In erster Instanz war der dreimalige Regierungschef im Juni vergangenen Jahres zu sieben Jahren Haft und einem lebenslangen Verbot öffentlicher Ämter verurteilt worden. Die Staatsanwaltschaft hatte in dem Berufungsprozess eine Bestätigung des Urteils gefordert, die Verteidigung einen Freispruch.

Sozialdienst im Seniorenzentrum

Im Mittelpunkt des Verfahrens stand die heute 21 Jahre alte Marokkanerin Karima El Mahroug, genannt Ruby. Mit ihr soll Berlusconi Sex gegen Geld gehabt haben. Der 77-Jährige bezeichnete sich dagegen mehrmals als unschuldig.

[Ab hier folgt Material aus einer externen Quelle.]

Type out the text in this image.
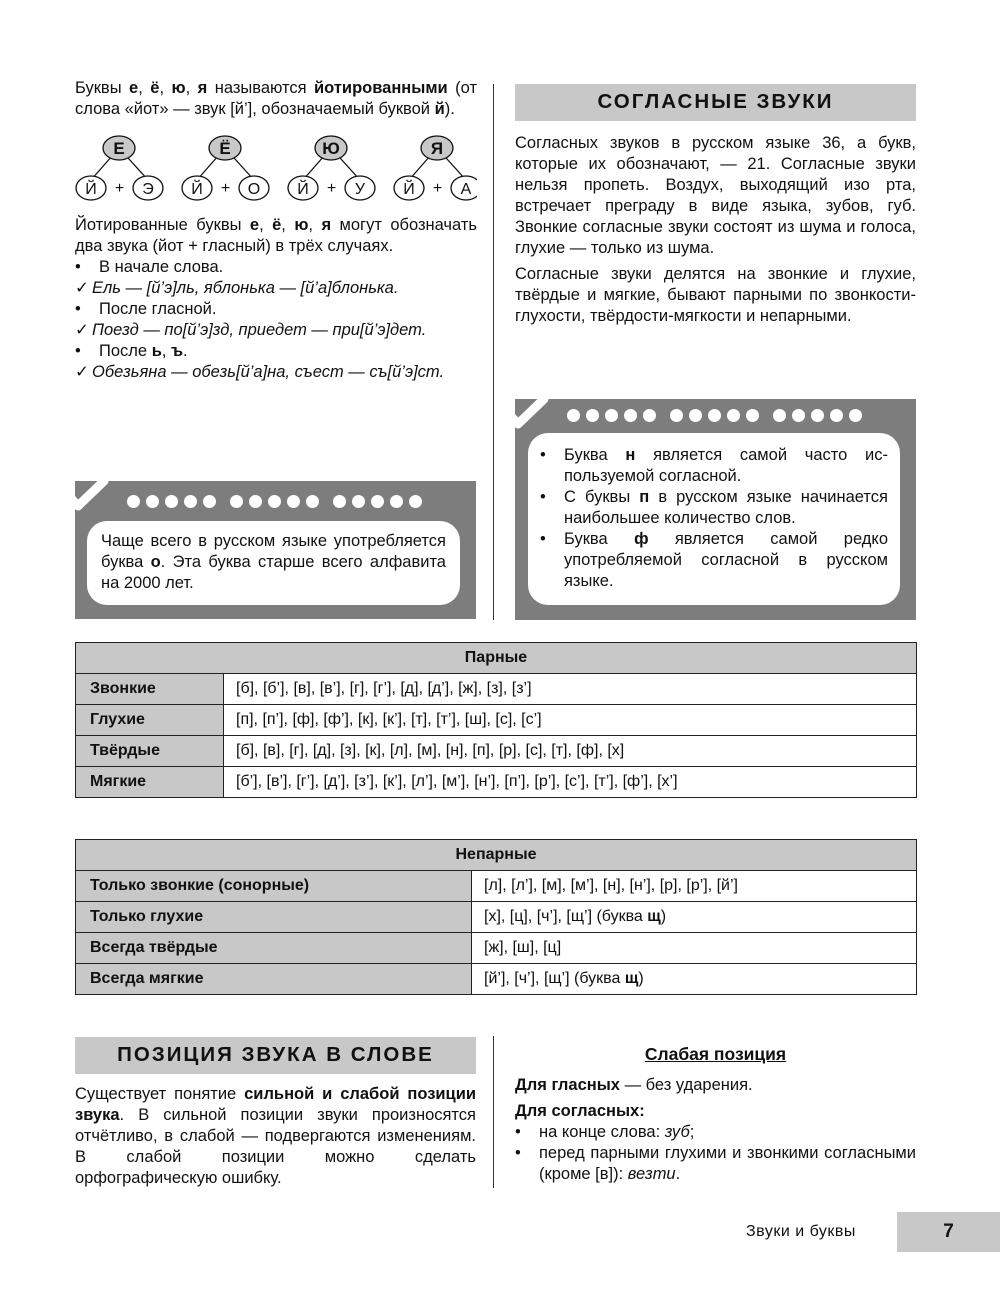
Буквы е, ё, ю, я называются йотированными (от слова «йот» — звук [й’], обозначаемый буквой й).

Е
Й	Э
+
Ё
Й	О
+
Ю
Й	У
+
Я
Й	А
+

Йотированные буквы е, ё, ю, я могут обозначать два звука (йот + гласный) в трёх случаях.

•	В начале слова.
✓ Ель — [й’э]ль, яблонька — [й’а]блонька.
•	После гласной.
✓ Поезд — по[й’э]зд, приедет — при[й’э]дет.
•	После ь, ъ.
✓ Обезьяна — обезь[й’а]на, съест — съ[й’э]ст.

Чаще всего в русском языке употребляется буква о. Эта буква старше всего алфавита на 2000 лет.

СОГЛАСНЫЕ ЗВУКИ

Согласных звуков в русском языке 36, а букв, которые их обозначают, — 21. Согласные звуки нельзя пропеть. Воздух, выходящий изо рта, встречает преграду в виде языка, зубов, губ. Звонкие согласные звуки состоят из шума и голоса, глухие — только из шума.

Согласные звуки делятся на звонкие и глухие, твёрдые и мягкие, бывают парными по звонкости-глухости, твёрдости-мягкости и непарными.

•	Буква н является самой часто используемой согласной.
•	С буквы п в русском языке начинается наибольшее количество слов.
•	Буква ф является самой редко употребляемой согласной в русском языке.
Парные	
Звонкие	[б], [б’], [в], [в’], [г], [г’], [д], [д’], [ж], [з], [з’]
Глухие	[п], [п’], [ф], [ф’], [к], [к’], [т], [т’], [ш], [с], [с’]
Твёрдые	[б], [в], [г], [д], [з], [к], [л], [м], [н], [п], [р], [с], [т], [ф], [х]
Мягкие	[б’], [в’], [г’], [д’], [з’], [к’], [л’], [м’], [н’], [п’], [р’], [с’], [т’], [ф’], [х’]
Непарные	
Только звонкие (сонорные)	[л], [л’], [м], [м’], [н], [н’], [р], [р’], [й’]
Только глухие	[х], [ц], [ч’], [щ’] (буква щ)
Всегда твёрдые	[ж], [ш], [ц]
Всегда мягкие	[й’], [ч’], [щ’] (буква щ)
ПОЗИЦИЯ ЗВУКА В СЛОВЕ

Существует понятие сильной и слабой позиции звука. В сильной позиции звуки произносятся отчётливо, в слабой — подвергаются изменениям. В слабой позиции можно сделать орфографическую ошибку.

Слабая позиция

Для гласных — без ударения.

Для согласных:

•	на конце слова: зуб;
•	перед парными глухими и звонкими согласными (кроме [в]): везти.
Звуки и буквы	7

Der Medienzar leistete derweil seinen wöchentlichen Sozialdienst in einem Seniorenzentrum bei Mailand ab, den er für seine Verurteilung wegen Steuerbetrugs leisten muss. Im August vergangenen Jahres war Berlusconi im Mediaset-Prozess zu vier Jahren Haft verurteilt worden, die Strafe wurde wegen einer Amnestieregelung jedoch auf ein Jahr reduziert.